Dai dati del rapporto Caritas 2022 sulla povertà in Italia, che fanno riferimento allo scorso anno, si evince come l’incidenza della povertà assoluta, dopo aver toccato il suo massimo storico nel 2020, non ha segnalato alcuna inversione di tendenza, anzi potrebbe aumentare in seguito all’impatto della crisi energetica, dall’aumento delle bollette e ai rincari sui prodotti alimentari.



Un milione 960mila famiglie, pari a circa 5,6 milioni di persone, tra cui 1,4 milioni di minorenni, che sono la fascia di età in assoluto più esposta alla povertà: è quanto dicono i numeri semplici e freddi, ma che come ci ha detto in questa intervista don Virginio Colmegna, consigliere del Centro ambrosiano di solidarietà (Ceas) e Presidente della Casa della carità Angelo Abriani, “sono solo la fotografia dietro alla quale c’è un dramma sempre più esteso che tocca i più fragili, gli ultimi e ci dovrebbe spingere a muoverci verso di loro prima che si arrivi anche allo scatenarsi di conflitti sociali”.



I numeri del rapporto Caritas indicano una povertà che ormai si sta radicando nel tessuto sociale italiano. Dal suo osservatorio personale, ha notato qualche differenza, ad esempio un salto qualitativo nell’impoverimento a cui assistiamo?

Sono dati che chiunque può vedere nella realtà quotidiana. Sicuramente, rispetto anche a solo poco tempo fa, la povertà sta colpendo un pezzo di quella che era definita la classe media, che godeva di uno stile di vita dignitoso. Questi numeri però ci devono porre degli interrogativi.

Dalla povertà economica deriva anche una povertà di carattere educativo, culturale, di paura sociale e di sofferenza. In particolare sono colpiti i nuclei familiari. Si dice sempre “povero” al singolare in sociologia, ma quello a cui assistiamo è uno sprofondamento dei nuclei familiari nella sofferenza, mentre le solitudini già esistenti si radicalizzano sempre di più.



Si parla anche di povertà ereditaria, generazioni di persone e di famiglie che rimangono bloccate in questo stato.

Non esiste più alcun ascensore sociale, chi è povero resta povero e tramanda questa povertà ai figli e ai nipoti. In passato c’erano i nonni, che grazie ai loro risparmi riuscivano a coprire un po’ questa povertà, adesso i giovani sono sempre più inghiottiti in questo buco nero. E’ in corso un cambiamento culturale, ci sono stili di vita emergenti tra i giovani che acuiscono le differenze sociali. Anche la Chiesa deve interrogarsi su come agire e deve farlo in profondità.

Ci troviamo a che fare con due emergenze drammatiche: da un lato, le conseguenze della pandemia e, dall’altro, la crisi energetica con l’aumento del carovita dovuto alla guerra. Ci conferma che sono queste le priorità dei bisognosi che lei incontra ogni giorno?

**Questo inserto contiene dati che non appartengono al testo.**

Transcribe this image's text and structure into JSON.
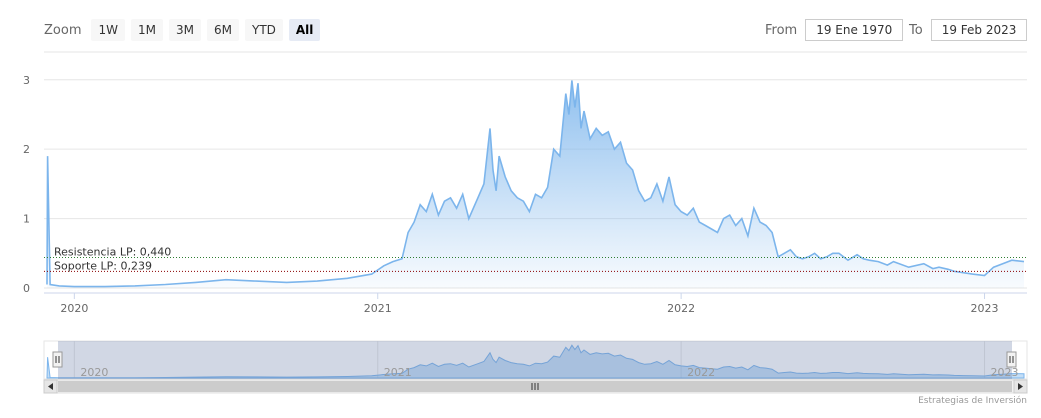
{
  "toolbar": {
    "zoom_label": "Zoom",
    "buttons": [
      "1W",
      "1M",
      "3M",
      "6M",
      "YTD",
      "All"
    ],
    "active_button": "All",
    "from_label": "From",
    "from_value": "19 Ene 1970",
    "to_label": "To",
    "to_value": "19 Feb 2023"
  },
  "credit": "Estrategias de Inversión",
  "chart_data": {
    "type": "area",
    "title": "",
    "xlabel": "",
    "ylabel": "",
    "x_ticks": [
      "2020",
      "2021",
      "2022",
      "2023"
    ],
    "y_ticks": [
      "0",
      "1",
      "2",
      "3"
    ],
    "ylim": [
      0,
      3.4
    ],
    "grid": true,
    "legend": "none",
    "annotations": [
      {
        "label": "Resistencia LP: 0,440",
        "value": 0.44,
        "color": "#2e7d32"
      },
      {
        "label": "Soporte LP: 0,239",
        "value": 0.239,
        "color": "#8b0000"
      }
    ],
    "series": [
      {
        "x": [
          2019.91,
          2019.912,
          2019.92,
          2019.95,
          2020.0,
          2020.1,
          2020.2,
          2020.3,
          2020.4,
          2020.5,
          2020.6,
          2020.7,
          2020.8,
          2020.9,
          2020.98,
          2021.02,
          2021.05,
          2021.08,
          2021.1,
          2021.12,
          2021.14,
          2021.16,
          2021.18,
          2021.2,
          2021.22,
          2021.24,
          2021.26,
          2021.28,
          2021.3,
          2021.33,
          2021.35,
          2021.37,
          2021.38,
          2021.39,
          2021.4,
          2021.42,
          2021.44,
          2021.46,
          2021.48,
          2021.5,
          2021.52,
          2021.54,
          2021.56,
          2021.58,
          2021.6,
          2021.62,
          2021.63,
          2021.64,
          2021.65,
          2021.66,
          2021.67,
          2021.68,
          2021.7,
          2021.72,
          2021.74,
          2021.76,
          2021.78,
          2021.8,
          2021.82,
          2021.84,
          2021.86,
          2021.88,
          2021.9,
          2021.92,
          2021.94,
          2021.96,
          2021.98,
          2022.0,
          2022.02,
          2022.04,
          2022.06,
          2022.08,
          2022.1,
          2022.12,
          2022.14,
          2022.16,
          2022.18,
          2022.2,
          2022.22,
          2022.24,
          2022.26,
          2022.28,
          2022.3,
          2022.32,
          2022.34,
          2022.36,
          2022.38,
          2022.4,
          2022.42,
          2022.44,
          2022.46,
          2022.48,
          2022.5,
          2022.52,
          2022.55,
          2022.58,
          2022.6,
          2022.62,
          2022.65,
          2022.68,
          2022.7,
          2022.75,
          2022.8,
          2022.83,
          2022.85,
          2022.88,
          2022.9,
          2022.93,
          2022.96,
          2023.0,
          2023.03,
          2023.06,
          2023.09,
          2023.13
        ],
        "values": [
          0.05,
          1.9,
          0.05,
          0.03,
          0.02,
          0.02,
          0.03,
          0.05,
          0.08,
          0.12,
          0.1,
          0.08,
          0.1,
          0.14,
          0.2,
          0.32,
          0.38,
          0.42,
          0.8,
          0.95,
          1.2,
          1.1,
          1.35,
          1.05,
          1.25,
          1.3,
          1.15,
          1.35,
          1.0,
          1.3,
          1.5,
          2.3,
          1.7,
          1.4,
          1.9,
          1.6,
          1.4,
          1.3,
          1.25,
          1.1,
          1.35,
          1.3,
          1.45,
          2.0,
          1.9,
          2.8,
          2.5,
          2.99,
          2.6,
          2.95,
          2.3,
          2.55,
          2.15,
          2.3,
          2.2,
          2.25,
          2.0,
          2.1,
          1.8,
          1.7,
          1.4,
          1.25,
          1.3,
          1.5,
          1.25,
          1.6,
          1.2,
          1.1,
          1.05,
          1.15,
          0.95,
          0.9,
          0.85,
          0.8,
          1.0,
          1.05,
          0.9,
          1.0,
          0.75,
          1.15,
          0.95,
          0.9,
          0.8,
          0.45,
          0.5,
          0.55,
          0.45,
          0.42,
          0.45,
          0.5,
          0.42,
          0.45,
          0.5,
          0.5,
          0.4,
          0.48,
          0.42,
          0.4,
          0.38,
          0.33,
          0.38,
          0.3,
          0.35,
          0.28,
          0.3,
          0.27,
          0.24,
          0.22,
          0.2,
          0.18,
          0.3,
          0.35,
          0.4,
          0.38
        ]
      }
    ]
  }
}
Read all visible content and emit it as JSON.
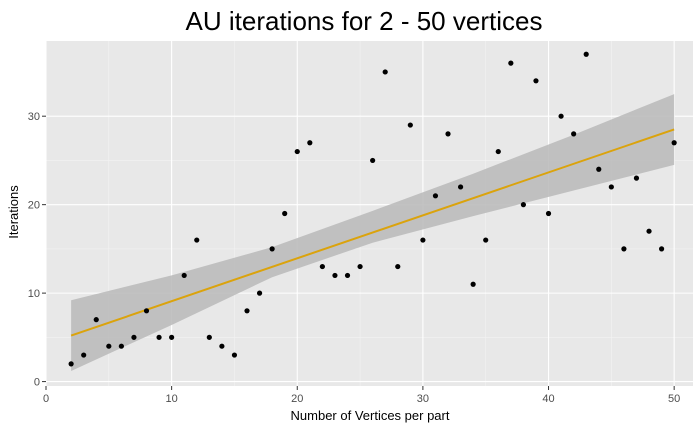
{
  "chart_data": {
    "type": "scatter",
    "title": "AU iterations  for 2 - 50 vertices",
    "xlabel": "Number of Vertices per part",
    "ylabel": "Iterations",
    "xlim": [
      0,
      51.5
    ],
    "ylim": [
      -0.5,
      38.5
    ],
    "x_ticks": [
      0,
      10,
      20,
      30,
      40,
      50
    ],
    "y_ticks": [
      0,
      10,
      20,
      30
    ],
    "grid": true,
    "legend": "none",
    "points": {
      "x": [
        2,
        3,
        4,
        5,
        6,
        7,
        8,
        9,
        10,
        11,
        12,
        13,
        14,
        15,
        16,
        17,
        18,
        19,
        20,
        21,
        22,
        23,
        24,
        25,
        26,
        27,
        28,
        29,
        30,
        31,
        32,
        33,
        34,
        35,
        36,
        37,
        38,
        39,
        40,
        41,
        42,
        43,
        44,
        45,
        46,
        47,
        48,
        49,
        50
      ],
      "y": [
        2,
        3,
        7,
        4,
        4,
        5,
        8,
        5,
        5,
        12,
        16,
        5,
        4,
        3,
        8,
        10,
        15,
        19,
        26,
        27,
        13,
        12,
        12,
        13,
        25,
        35,
        13,
        29,
        16,
        21,
        28,
        22,
        11,
        16,
        26,
        36,
        20,
        34,
        19,
        30,
        28,
        37,
        24,
        22,
        15,
        23,
        17,
        15,
        27
      ]
    },
    "fit_line": {
      "x": [
        2,
        50
      ],
      "y": [
        5.2,
        28.5
      ]
    },
    "confidence_band": {
      "x": [
        2,
        10,
        18,
        26,
        34,
        42,
        50
      ],
      "lower": [
        1.2,
        6.4,
        11.8,
        15.7,
        18.7,
        21.6,
        24.5
      ],
      "upper": [
        9.2,
        12.0,
        15.2,
        19.3,
        23.5,
        27.9,
        32.5
      ]
    },
    "colors": {
      "panel_background": "#e8e8e8",
      "grid_major": "#ffffff",
      "grid_minor": "#f3f3f3",
      "points": "#000000",
      "fit_line": "#dba30c",
      "band": "#b9b9b9"
    }
  }
}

C’è anche un crescente individualismo e sono aumentate le diseguaglianze sociali, perché i ricchi diventano sempre più ricchi. Vanno rimessi al centro i temi della solidarietà e della giustizia sociale, non l’assistenzialismo fine a se stesso, ma qualcosa che rimetta in discussione lo stato di questa società.

Nel presentare il rapporto il cardinal Zuppi ha sottolineato l’importanza del reddito di cittadinanza, anche se riformato e aggiustato rispetto a come è strutturato adesso. E’ d’accordo?

Certo, siamo l’unico paese europeo a non avere un vero reddito di cittadinanza. Davanti a questi numeri impressionanti non fermiamoci alle polemiche politiche: va riformato, ma non va cancellato. Deve essere innestato in un’ottica dove se c’è lavoro bisogna spingere le persone a lavorare. Aumenta sempre di più la fascia di persone fragili, gli anziani, con problemi di sofferenza psichica. Smettiamo di fare sterili polemiche politiche.

Come bisogna agire dunque? Su quali leve per contrastare questa situazione?

Bisogna stare a fianco dei poveri, tocca a noi cambiare la società. Non è solo un aiuto economico, ma un aiuto che permette di vivere la dimensione evangelica citata nel Discorso delle Beatitudini. Donarsi ai poveri è una esperienza di gratificazione personale.

Una forma di sostegno è sempre stata la donazione volontaria di generi alimentari: ritiene che con l’aumento del carrello della spesa in corso ci sarà meno gente disponibile a donare?

Dico sempre che per i poveri ci sono i poveri. Chi frequenta i supermercati non sono i ricchi. C’è una cultura di solidarietà esistente in Italia che è la nostra speranza.